Ask Ray Tomlinson. He knows. The man who invented e-mail back in 1971 was interviewed
this week by the Times Online and said he had no idea how huge his
innovation would become and the threat it might unleash.
"At that time, the number of people who used e-mail was very small --
maybe between 500 to 1,000. So if you were getting spam, you'd know who was
sending it. You'd be able to say to them: that's not a good thing to do,"
Tomlinson told the Times Online.
The lesson seems pretty darn simple: If you design something to become a success,
you better be ready to manage the wages of that success -- whether it's an unintended
side-effect, an environmental impact or simply bad people leveraging that success
against others.
What's honestly surprising is that software designers often fail to pay full
attention to the law of unintended consequences.

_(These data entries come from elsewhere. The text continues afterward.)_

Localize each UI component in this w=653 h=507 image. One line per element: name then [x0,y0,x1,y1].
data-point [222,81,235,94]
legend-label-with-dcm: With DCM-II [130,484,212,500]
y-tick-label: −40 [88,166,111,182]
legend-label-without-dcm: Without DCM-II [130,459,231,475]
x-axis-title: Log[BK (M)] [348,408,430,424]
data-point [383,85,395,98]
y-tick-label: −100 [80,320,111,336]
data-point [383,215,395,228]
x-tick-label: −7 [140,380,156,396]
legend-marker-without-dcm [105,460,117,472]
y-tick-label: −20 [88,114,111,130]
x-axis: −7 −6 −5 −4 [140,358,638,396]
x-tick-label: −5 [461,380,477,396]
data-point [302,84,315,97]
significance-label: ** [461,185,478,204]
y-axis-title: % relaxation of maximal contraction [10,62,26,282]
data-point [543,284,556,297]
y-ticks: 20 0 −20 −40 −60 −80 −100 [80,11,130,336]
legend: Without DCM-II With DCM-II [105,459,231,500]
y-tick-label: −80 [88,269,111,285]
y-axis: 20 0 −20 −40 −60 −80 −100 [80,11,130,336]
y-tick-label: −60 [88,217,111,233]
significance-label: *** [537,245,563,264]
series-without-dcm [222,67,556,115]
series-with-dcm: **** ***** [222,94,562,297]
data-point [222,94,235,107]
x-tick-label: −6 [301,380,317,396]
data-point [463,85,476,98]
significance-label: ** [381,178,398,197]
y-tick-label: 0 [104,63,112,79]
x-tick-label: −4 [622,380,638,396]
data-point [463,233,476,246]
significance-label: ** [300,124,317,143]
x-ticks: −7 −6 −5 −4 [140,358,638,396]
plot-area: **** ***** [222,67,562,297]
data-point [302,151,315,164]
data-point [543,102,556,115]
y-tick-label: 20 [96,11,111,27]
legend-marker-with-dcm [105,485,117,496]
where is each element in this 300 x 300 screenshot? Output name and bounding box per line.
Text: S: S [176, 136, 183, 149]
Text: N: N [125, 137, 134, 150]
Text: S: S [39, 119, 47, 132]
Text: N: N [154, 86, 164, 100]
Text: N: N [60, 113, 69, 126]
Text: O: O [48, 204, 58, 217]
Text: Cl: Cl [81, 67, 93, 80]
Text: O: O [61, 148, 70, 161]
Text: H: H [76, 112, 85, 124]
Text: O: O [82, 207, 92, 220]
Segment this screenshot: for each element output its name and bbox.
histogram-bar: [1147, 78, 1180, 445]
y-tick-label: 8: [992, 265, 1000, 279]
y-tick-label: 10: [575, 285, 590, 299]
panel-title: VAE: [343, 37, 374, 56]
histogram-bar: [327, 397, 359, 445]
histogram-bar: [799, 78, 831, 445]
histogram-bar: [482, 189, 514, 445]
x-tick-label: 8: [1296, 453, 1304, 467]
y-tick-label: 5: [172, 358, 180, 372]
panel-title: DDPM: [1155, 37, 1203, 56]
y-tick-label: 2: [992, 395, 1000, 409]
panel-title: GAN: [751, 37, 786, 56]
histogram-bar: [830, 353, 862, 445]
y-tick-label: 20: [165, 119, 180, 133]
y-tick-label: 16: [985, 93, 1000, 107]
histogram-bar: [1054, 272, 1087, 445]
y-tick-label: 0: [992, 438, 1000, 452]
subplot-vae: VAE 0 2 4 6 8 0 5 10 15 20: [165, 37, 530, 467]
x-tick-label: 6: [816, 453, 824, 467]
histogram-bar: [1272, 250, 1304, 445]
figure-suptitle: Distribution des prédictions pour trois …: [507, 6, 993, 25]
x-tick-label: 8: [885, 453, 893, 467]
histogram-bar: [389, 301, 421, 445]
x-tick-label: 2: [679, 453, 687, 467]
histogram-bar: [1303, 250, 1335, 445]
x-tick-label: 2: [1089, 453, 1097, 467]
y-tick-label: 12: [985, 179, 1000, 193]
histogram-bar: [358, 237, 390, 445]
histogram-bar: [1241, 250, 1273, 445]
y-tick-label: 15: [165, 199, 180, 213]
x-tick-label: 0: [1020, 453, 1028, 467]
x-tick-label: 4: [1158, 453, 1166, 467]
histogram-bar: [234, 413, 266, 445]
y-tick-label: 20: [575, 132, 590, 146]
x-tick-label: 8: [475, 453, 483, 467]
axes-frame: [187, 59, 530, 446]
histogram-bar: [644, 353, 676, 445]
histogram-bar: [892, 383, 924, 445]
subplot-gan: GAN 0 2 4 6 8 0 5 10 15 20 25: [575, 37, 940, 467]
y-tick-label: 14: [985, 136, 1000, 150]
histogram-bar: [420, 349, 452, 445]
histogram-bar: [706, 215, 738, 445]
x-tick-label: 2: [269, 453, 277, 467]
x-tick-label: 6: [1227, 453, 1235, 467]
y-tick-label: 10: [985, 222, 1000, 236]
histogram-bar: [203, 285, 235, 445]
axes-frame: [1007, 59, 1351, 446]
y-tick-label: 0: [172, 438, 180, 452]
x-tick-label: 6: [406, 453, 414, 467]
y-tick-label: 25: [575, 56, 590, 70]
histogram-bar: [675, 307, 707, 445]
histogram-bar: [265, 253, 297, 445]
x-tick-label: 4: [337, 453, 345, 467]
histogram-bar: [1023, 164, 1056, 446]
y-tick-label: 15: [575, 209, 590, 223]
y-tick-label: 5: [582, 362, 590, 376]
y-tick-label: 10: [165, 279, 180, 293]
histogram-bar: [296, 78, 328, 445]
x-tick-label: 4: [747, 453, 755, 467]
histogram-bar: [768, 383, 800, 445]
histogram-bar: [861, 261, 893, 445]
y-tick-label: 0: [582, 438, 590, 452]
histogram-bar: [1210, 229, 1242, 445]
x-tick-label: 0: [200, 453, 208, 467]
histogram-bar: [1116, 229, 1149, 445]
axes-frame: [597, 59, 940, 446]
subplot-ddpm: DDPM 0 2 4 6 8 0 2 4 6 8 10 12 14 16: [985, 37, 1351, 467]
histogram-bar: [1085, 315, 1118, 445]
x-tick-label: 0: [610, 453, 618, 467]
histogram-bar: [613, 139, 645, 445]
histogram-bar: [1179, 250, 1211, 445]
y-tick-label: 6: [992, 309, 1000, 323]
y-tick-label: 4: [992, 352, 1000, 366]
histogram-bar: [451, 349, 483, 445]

Microsoft's ActiveX is such an obvious case in point that I'm almost reluctant
to use it here. But ActiveX should stand as an object lesson of what not to
do with a software architecture. Intended to enable rich, desktop-like, Web-served
applications within Internet Explorer, ActiveX instead emerged as an unacceptable
security risk. The same tight and rich integration that made ActiveX so valuable
for applications also made it a perfect vehicle for malware.
As with Ford's mass-produced automobile and Kroc's fast food restaurants, Tomlinson's
e-mail and Bill Gates' ActiveX are, to an extent, victims of their own success.
"E-mail is like any tool -- it can be used for good or bad," Tomlinson
said.
Have you had a development effort that's run into the law of unintended consequences?